Hackerrank Challenges

1. 문제

Julia asked her students to create some coding challenges. Write a query to print the hacker_id, name, and the total number of challenges created by each student. Sort your results by the total number of challenges in descending order. If more than one student created the same number of challenges, then sort the result by hacker_id.
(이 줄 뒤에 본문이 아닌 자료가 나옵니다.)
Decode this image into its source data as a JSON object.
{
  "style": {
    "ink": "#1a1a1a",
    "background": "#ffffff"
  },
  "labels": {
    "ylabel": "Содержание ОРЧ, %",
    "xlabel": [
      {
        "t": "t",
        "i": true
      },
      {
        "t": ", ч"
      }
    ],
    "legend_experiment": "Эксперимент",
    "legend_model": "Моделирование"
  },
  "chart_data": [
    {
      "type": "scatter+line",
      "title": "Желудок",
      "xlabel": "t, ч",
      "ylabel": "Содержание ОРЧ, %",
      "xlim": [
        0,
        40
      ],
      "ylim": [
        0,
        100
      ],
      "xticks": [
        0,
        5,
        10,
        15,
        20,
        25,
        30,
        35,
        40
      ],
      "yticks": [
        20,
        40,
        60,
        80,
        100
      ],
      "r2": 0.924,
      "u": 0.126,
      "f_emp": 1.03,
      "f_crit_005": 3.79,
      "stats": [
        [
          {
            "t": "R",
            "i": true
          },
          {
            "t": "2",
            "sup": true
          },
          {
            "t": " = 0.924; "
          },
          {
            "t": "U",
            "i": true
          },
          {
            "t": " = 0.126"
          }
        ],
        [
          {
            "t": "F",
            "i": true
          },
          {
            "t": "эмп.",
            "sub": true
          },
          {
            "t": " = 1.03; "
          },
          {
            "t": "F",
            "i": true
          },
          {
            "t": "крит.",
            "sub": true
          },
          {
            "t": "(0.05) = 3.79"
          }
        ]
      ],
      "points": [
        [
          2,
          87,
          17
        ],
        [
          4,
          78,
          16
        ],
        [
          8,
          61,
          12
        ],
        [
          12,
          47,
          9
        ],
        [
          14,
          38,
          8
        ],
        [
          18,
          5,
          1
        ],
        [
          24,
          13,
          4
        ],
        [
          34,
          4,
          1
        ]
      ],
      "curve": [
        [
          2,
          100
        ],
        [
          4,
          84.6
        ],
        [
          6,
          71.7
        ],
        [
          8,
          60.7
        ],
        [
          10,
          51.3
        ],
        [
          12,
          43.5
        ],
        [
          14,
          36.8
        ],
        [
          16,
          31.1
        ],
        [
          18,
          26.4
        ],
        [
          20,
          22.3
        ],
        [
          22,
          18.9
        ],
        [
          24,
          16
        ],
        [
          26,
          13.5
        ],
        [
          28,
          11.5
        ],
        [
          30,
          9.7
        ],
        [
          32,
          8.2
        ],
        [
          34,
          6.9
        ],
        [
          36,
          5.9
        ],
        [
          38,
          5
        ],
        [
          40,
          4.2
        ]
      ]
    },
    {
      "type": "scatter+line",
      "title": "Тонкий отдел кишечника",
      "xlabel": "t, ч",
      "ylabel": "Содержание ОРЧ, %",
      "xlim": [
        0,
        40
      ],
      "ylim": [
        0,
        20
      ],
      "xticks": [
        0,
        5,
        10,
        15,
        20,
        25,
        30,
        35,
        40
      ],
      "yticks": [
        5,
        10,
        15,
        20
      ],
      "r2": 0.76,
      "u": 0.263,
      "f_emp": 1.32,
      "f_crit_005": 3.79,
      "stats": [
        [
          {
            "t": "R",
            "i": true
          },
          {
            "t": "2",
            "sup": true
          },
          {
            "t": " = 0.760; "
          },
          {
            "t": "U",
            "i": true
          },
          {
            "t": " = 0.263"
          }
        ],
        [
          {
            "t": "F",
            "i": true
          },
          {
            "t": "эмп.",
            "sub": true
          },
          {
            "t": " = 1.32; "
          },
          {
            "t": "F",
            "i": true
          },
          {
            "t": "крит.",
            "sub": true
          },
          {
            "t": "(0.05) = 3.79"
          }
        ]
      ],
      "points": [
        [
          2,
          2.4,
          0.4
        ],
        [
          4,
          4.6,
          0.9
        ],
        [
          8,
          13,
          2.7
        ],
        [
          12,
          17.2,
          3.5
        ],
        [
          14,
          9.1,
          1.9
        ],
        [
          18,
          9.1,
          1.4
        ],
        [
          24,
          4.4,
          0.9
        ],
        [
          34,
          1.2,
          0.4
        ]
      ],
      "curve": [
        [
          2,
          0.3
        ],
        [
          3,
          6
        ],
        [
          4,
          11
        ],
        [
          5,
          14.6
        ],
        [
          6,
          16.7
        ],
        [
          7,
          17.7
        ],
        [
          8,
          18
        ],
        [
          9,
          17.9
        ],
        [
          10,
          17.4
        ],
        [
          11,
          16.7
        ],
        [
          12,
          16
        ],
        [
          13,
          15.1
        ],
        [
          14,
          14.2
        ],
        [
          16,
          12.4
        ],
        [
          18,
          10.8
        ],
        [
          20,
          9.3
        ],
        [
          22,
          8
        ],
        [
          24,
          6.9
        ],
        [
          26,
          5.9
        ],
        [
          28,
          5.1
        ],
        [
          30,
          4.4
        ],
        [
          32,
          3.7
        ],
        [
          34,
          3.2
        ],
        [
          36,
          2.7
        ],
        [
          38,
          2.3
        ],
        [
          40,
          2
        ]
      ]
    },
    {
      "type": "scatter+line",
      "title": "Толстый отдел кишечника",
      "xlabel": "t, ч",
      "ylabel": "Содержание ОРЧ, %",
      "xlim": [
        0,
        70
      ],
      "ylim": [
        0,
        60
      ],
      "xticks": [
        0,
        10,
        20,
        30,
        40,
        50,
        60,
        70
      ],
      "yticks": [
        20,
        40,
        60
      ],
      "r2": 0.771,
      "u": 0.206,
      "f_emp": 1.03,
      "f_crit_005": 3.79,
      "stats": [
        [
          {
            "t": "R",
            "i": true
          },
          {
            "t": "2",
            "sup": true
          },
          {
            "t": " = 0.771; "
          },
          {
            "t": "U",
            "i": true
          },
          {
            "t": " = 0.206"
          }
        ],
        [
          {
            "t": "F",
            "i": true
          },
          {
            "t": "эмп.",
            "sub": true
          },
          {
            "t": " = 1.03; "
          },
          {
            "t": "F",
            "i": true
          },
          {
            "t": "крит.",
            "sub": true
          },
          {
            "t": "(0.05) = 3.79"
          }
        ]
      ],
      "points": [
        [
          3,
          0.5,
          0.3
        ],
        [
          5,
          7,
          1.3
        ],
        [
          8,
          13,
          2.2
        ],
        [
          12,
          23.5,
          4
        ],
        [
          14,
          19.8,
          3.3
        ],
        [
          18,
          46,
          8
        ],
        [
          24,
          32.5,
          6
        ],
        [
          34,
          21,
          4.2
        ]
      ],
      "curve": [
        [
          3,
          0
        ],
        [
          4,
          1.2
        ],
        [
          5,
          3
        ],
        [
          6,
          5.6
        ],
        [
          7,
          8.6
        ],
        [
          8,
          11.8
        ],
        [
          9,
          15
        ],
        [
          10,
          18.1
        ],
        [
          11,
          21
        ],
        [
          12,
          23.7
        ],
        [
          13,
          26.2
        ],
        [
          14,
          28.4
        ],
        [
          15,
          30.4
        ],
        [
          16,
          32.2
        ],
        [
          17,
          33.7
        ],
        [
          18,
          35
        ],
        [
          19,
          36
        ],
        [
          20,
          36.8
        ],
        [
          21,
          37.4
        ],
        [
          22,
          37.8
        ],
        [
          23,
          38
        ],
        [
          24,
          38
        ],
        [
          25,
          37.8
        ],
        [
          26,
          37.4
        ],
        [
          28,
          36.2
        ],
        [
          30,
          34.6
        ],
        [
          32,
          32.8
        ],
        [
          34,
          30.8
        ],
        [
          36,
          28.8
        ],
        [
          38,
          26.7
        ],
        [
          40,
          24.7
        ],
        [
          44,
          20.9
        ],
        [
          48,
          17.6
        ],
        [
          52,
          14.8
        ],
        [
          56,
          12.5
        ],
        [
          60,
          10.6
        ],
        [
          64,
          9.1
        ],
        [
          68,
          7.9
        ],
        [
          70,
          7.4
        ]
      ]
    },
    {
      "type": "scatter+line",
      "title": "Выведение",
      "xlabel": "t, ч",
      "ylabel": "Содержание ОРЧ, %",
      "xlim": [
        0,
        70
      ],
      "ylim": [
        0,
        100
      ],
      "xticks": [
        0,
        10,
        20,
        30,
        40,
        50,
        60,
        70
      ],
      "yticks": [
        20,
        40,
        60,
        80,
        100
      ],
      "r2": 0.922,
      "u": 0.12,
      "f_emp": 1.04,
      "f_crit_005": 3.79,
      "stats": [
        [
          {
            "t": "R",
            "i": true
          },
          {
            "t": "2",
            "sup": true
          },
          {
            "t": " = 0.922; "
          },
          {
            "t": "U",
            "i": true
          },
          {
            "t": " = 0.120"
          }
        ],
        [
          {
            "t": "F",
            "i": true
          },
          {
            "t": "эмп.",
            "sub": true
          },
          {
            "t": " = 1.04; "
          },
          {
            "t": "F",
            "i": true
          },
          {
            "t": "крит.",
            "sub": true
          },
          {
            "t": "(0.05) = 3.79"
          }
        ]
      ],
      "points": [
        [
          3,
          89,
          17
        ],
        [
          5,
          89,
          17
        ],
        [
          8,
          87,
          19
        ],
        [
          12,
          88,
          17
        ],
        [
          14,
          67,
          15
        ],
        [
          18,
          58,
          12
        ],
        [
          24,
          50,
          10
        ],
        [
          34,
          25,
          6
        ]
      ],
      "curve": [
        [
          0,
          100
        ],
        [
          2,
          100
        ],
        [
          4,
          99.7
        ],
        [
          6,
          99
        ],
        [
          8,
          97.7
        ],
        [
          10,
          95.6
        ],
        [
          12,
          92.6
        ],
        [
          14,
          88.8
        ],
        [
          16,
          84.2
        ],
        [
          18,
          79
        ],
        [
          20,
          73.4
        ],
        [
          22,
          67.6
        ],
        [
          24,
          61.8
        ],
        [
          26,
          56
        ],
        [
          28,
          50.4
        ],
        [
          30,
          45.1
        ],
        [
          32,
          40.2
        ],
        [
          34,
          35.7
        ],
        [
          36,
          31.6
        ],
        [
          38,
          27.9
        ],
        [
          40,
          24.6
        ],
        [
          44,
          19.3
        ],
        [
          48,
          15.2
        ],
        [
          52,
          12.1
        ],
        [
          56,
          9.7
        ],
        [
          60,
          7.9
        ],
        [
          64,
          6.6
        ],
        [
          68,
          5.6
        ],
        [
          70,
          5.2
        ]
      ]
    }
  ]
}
If more than one student created the same number of challenges and the count is less than the maximum number of challenges created, then exclude those students from the result.

Hackers : The hacker_id is the id of the hacker, and name is the name of the hacker.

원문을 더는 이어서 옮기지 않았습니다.